Their Namm-1 immunotherapy — a dual combination of the chemotherapy drug doxorubicin and an immunotherapy known as 1-MT — can be employed against various cancers, including breast cancer, ovarian cancer and Kaposi’s sarcoma.
It is designed to kill certain cancer cells as well as mobilize the body’s immune system to wage war upon the rest.
“It causes cell death in a way that activates the immune system,” Stover said. “We don’t know of anyone else that has done this combination therapy. It’s a one-two punch. Each individually can hurt. Put ’em together and you knock it out.”
Raising capital
There are nearly a dozen biotech companies in Los Angeles County working on drug delivery platforms, but only Nammi has the combination of a vehicle-payload system and money to back its development, according to some observers in the local biotech community.
“They’ve got the brains. They have also raised a significant amount of money,” said Ahmed Enany, chief executive of SoCalBio. “So they’ve got the two main ingredients for the success of an emerging bioscience company: talent and money.”
While the science emerged from UCLA, it was company chairman Rice who opened up his Rolodex and lined up potential investors.
Rice and Stover, who is the Nammi’s chief executive, have embarked on an ambitious fundraising mission, giving presentations to woo investors and land the millions needed to launch the firm.
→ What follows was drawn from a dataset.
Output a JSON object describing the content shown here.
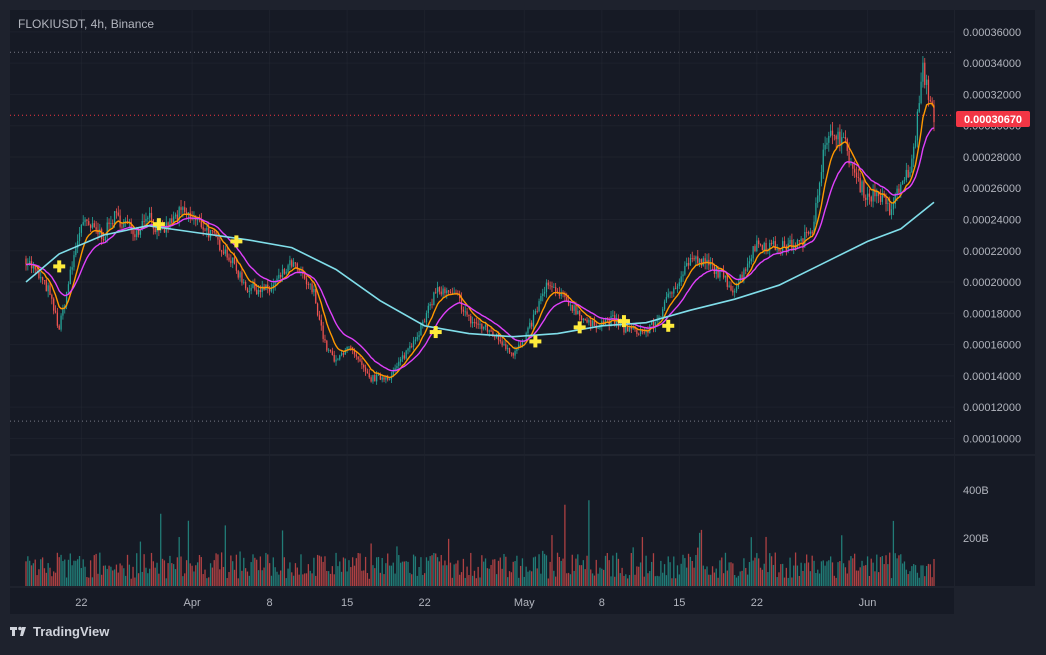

In addition to the $20 million Series A round, Nammi is also seeking to partner with a major pharmaceutical firm to assist with the cost of drug development and commercialization.
Funding is crucial because federal drug testing can cost hundreds of millions of dollars.
Nammi Therapeutics currently has three employees, but it is in the process of staffing up locally.
“It’s actually a great time in Los Angeles to start something,” Stover said. “There’s just a feeling that L.A. is ripe to become a real biotech hub with the right critical mass and the right experience and expertise.”